J’ai demandé à ce qu’on arme les deux avions et un soldat du nom de Diallo Moussa est venu menacer de tirer si les éléments continuent de charger. C’est  vers 18h que j’ai  appris la mort du président ». Le témoin affirme avoir été arrêté le 4 novembre 1987 et libéré le 3 août 1989, soit 21 mois de détention.

A sa sortie de prison, il a été radié de l’armée, puis réhabilité en 1993. Selon le témoin, lui, Daouda Traoré et un autre officier de l’ETIR ont tenté de réconcilier Thomas Sankara et Blaise Compaoré. “ Nous avons dit à Blaise que nous allions organiser un meeting au cours duquel il allait prendre la parole en premier et après Sankara allait prendre la parole.

Mais Blaise a refusé en disant que s’il acceptait cela, c’est comme s’il avait tort. Cela m’a refroidit, dira-t-il. Pour ce témoin, plusieurs signes montraient  l’intention de Blaise Compaoré de prendre le pouvoir. Quant à Gilbert Diendéré, lieutenant à l’époque des faits, Blaise Sanou soulignera : “je le connais aussi bien, il n’y avait pas de zone d’ombre  entre lui et Sankara. S’il a basculé du côté de Blaise, c’est sûrement dû au problème de sa femme qui avait été radiée de la police par Sankara.

Le troisième témoin de cette journée a été l’adjudant-chef de l’armée de l’air à la retraite, Denis Bicaba dont le témoignage charge Gabriel Tamini. Ce dernier venait de rentrer de son stage à Cuba, quand il a constaté les divergences au sommet de l’Etat, le 4 août 1987, pendant la célébration de la 4e année de la Revolution.

Après, il a été appelé par Thomas Sankara qui avait besoin de lui pour consolider la Révolution, dit-il. Quelques temps après, Gabriel Tamini (qui se trouve être son beau-frère), est venu me voir de la part de Blaise Compaoré. Il m’a dit qu’il avait  besoin de moi  pour un coup d’Etat.

Je lui ai dit que je voulais 4 jours pour réfléchir. Après, je suis allé voir Sankara pour lui dire qu’il y avait un coup d’Etat qui se préparait. Il m’a dit de dire à Tamini de venir le voir. Quelques temps après, quand il est reparti vers le président Sankara pour savoir ce qu’il voulait prendre comme décision, ce dernier lui a dit : “Si je travaille chaque jour jusqu’à 2h du matin pour ce pays, et personne ne le reconnaît, d’autres gens en d’autres époques me le reconnaîtront. Si vous entendez des coups de feu, sortez et ripostez.

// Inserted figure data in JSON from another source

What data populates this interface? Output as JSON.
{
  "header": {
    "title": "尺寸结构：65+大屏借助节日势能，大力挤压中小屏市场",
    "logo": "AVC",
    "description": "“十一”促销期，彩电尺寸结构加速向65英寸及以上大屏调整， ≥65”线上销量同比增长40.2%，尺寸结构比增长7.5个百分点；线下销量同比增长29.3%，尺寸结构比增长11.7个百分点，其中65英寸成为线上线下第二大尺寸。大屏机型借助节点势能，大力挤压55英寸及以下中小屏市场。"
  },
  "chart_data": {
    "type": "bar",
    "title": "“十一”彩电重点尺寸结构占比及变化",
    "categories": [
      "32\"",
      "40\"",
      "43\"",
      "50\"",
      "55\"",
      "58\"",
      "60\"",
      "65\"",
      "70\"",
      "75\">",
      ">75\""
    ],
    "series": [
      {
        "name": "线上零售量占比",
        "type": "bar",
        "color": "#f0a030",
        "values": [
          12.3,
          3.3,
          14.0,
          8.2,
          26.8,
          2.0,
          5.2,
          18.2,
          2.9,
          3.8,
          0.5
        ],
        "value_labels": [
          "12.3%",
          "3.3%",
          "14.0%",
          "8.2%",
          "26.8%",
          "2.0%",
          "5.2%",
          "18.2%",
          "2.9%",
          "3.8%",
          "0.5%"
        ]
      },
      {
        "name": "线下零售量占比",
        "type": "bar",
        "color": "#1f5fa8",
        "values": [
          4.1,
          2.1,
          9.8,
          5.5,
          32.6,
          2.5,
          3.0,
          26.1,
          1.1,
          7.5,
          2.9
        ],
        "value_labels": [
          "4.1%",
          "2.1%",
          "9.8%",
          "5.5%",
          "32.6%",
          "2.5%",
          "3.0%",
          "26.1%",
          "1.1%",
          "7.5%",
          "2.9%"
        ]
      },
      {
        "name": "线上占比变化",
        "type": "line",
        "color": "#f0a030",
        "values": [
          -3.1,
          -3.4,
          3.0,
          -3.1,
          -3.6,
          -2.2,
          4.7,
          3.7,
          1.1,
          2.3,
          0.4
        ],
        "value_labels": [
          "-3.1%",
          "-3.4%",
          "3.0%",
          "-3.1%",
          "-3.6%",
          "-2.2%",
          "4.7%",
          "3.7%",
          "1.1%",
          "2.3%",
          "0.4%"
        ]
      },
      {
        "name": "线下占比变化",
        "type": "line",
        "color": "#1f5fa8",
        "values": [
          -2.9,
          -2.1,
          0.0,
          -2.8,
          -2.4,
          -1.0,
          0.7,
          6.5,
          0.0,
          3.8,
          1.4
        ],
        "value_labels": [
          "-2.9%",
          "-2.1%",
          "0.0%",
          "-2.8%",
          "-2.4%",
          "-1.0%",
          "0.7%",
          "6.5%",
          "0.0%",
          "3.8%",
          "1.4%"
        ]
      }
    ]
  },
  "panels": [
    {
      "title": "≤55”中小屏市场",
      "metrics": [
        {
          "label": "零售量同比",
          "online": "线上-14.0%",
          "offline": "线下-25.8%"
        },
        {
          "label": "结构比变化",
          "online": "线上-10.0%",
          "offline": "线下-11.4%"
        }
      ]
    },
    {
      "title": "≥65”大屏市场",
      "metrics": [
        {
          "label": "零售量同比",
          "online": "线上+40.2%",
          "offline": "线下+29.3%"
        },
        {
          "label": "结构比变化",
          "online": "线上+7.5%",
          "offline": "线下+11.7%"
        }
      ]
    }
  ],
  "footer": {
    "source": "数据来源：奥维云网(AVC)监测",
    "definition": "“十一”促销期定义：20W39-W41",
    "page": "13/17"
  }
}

Après être sorti de prison et après sa réhabilitation, le témoin s’est exilé aux USA où il a passé 13 ans. Le témoignage du sergent Nana Ambroise, chauffeur de madame Chantal Compaoré, n’aura rien apporté au tribunal comme information. Il a dit  seulement conduire Salif  Diallo et Gabriel Tamini au domicile de Blaise Compaoré, le jour du 15 octobre.

Quant à Adama Tinto, son témoignage a porté sur l’existence des postes dits Delta Nord et Delta Sud au domicile de Blaise Compaoré à Koulouba. Son témoignage va à l’encontre des propos de l’accusé Sawadogo Idrissa qui affirme avoir été envoyé à ce poste Delta Nord par Hyacinthe Kafando. La journée a pris fin avec la déposition du colonel-major de 72 ans à la retraite, Yaméogo Louis Johanny, commandant de la 4e région militaire basée à Bobo en 1987. Son audition se poursuit ce jeudi.